22 Then Samuel said,
“Does the Lord take pleasure in burnt offerings and sacrifices
as much as he does in obedience?
Certainly, obedience is better than sacrifice;
paying attention is better than the fat of rams.
23 For rebellion is like the sin of divination,
and presumption is like the evil of idolatry.
Because you have rejected the word of the Lord,
he has rejected you as king.
This is not a good story. The Lord is shown arranging ethnic cleansing for the Amalekites; and Saul’s disobedience is not motivated by concern for human or animal life, but for booty.
There are all kinds of strategies used by scholars to make the story less offensive, ranging from a reminder that it is after all a story rather than history, to a discussion of the complex theology of the various editors of the “Samuel material.” None of these are at all worthwhile unless preceded by a plain admission that the story makes God a vicious killer. As such it is idolatry and abomination. If God initiates ethnic cleansing he gives the wink to Nazis, Serbs, Hutus and others, that extermination may sometimes be justifiable.

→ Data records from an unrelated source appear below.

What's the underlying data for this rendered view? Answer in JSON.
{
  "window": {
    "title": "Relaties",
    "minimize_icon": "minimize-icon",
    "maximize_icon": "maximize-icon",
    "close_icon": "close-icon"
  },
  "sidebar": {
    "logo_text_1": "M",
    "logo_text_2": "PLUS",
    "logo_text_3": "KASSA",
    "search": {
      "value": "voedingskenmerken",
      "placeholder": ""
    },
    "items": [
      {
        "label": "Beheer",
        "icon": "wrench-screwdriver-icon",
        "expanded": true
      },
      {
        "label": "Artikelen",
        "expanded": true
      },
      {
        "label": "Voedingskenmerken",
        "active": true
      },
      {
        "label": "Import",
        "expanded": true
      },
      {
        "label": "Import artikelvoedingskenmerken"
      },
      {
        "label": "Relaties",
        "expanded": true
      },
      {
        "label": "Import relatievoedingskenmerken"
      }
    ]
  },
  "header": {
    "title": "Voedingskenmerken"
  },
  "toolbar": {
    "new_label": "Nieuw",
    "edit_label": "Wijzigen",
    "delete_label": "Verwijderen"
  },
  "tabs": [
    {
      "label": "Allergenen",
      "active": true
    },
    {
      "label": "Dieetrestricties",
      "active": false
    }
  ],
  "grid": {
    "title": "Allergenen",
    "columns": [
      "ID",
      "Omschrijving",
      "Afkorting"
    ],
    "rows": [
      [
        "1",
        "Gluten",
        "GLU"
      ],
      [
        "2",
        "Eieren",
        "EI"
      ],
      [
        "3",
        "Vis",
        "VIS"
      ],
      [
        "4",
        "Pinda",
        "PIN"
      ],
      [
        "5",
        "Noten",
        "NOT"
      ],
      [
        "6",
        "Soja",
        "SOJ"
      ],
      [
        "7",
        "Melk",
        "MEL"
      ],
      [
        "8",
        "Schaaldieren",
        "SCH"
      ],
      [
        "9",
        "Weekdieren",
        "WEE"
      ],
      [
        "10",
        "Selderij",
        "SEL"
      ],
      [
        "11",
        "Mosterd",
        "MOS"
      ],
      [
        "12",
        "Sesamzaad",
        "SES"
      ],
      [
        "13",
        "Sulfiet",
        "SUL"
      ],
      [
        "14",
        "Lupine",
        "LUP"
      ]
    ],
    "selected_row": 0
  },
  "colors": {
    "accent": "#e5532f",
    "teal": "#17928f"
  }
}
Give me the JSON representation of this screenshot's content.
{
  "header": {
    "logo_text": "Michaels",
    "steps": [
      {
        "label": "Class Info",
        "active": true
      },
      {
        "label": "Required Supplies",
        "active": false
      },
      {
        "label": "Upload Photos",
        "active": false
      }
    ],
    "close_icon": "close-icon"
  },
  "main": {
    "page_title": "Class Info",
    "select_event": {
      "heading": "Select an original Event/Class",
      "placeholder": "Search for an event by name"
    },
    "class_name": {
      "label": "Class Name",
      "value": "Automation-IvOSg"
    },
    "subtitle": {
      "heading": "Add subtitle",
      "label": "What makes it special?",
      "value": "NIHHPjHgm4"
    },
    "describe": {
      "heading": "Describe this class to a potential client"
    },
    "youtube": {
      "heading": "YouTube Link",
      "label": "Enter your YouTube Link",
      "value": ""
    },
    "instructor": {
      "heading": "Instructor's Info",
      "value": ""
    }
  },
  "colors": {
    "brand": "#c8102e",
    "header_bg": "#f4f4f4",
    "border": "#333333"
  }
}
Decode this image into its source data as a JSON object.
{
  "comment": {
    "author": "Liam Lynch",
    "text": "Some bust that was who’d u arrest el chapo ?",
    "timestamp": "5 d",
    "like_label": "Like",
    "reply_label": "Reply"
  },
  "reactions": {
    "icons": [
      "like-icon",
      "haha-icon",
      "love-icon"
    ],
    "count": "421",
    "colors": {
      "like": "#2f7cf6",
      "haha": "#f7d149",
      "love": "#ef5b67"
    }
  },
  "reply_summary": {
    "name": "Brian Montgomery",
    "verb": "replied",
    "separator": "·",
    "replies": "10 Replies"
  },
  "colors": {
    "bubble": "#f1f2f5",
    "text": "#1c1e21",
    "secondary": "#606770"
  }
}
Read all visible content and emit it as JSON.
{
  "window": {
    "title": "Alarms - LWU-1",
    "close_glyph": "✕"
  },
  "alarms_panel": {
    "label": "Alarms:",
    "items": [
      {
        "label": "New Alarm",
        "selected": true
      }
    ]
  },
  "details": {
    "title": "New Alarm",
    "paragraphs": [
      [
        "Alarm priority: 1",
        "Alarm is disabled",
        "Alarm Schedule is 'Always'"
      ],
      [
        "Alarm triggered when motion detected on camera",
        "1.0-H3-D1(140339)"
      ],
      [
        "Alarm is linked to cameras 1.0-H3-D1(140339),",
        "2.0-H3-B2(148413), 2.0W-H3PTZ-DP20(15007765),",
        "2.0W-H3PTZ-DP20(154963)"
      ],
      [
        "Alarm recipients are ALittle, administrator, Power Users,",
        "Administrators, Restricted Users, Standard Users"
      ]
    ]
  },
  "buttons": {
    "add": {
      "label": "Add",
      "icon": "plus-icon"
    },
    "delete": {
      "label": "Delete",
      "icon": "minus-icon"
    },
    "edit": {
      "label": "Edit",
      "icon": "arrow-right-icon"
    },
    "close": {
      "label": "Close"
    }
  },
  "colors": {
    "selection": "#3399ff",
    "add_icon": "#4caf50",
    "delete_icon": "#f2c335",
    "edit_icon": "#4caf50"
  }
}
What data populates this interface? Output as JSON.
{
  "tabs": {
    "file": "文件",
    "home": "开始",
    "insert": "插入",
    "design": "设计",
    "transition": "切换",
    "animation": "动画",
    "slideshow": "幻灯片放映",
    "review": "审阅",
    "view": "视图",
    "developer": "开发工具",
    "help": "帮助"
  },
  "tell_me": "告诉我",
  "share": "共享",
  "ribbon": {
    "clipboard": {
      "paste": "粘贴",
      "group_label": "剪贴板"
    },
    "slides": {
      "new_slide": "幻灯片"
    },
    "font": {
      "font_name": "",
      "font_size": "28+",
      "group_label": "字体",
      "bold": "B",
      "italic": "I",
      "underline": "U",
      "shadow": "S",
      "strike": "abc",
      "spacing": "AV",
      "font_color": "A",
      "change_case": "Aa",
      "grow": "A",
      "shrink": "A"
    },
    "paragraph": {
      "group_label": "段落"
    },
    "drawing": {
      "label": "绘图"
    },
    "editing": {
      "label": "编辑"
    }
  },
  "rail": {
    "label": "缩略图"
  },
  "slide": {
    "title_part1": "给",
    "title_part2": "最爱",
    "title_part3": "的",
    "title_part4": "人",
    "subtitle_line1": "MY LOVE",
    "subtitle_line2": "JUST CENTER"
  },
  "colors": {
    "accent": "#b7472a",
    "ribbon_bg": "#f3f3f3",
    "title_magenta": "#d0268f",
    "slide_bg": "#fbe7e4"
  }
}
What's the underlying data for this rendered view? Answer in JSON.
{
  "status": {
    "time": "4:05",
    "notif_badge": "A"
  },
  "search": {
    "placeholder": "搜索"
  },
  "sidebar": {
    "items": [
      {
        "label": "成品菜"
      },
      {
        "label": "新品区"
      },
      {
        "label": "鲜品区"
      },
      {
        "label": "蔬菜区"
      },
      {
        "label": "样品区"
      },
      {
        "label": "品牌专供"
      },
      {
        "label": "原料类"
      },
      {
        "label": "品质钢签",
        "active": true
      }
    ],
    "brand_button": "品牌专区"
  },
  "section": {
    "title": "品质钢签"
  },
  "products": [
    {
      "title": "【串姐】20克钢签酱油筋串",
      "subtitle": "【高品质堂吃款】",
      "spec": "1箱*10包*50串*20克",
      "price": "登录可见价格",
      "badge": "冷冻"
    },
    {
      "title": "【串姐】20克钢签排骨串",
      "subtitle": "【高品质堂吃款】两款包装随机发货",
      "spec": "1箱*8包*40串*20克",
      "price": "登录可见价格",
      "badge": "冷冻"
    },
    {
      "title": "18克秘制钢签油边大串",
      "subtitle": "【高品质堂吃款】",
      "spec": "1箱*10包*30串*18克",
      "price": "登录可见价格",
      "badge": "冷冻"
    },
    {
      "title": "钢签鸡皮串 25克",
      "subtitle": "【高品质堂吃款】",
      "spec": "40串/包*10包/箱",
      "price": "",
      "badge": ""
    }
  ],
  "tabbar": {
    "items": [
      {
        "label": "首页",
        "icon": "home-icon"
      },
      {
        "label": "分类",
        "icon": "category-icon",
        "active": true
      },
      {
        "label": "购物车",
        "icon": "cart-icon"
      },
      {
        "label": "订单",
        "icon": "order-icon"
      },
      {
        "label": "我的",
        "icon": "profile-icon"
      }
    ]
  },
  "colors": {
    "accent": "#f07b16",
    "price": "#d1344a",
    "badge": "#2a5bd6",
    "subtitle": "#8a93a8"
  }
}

Followers of Jesus, therefore, must be sure that the inclusion of such writings in their Bible does not imply approval of all their contents; and that their interpretation of all scripture is done in the light of Jesus, with the inspiration of the Holy Spirit, in company with people of all races in the world church. Interpreted in that way, any reading of this passage in worship should be followed by the announcement, “This is not the Word of the Lord.”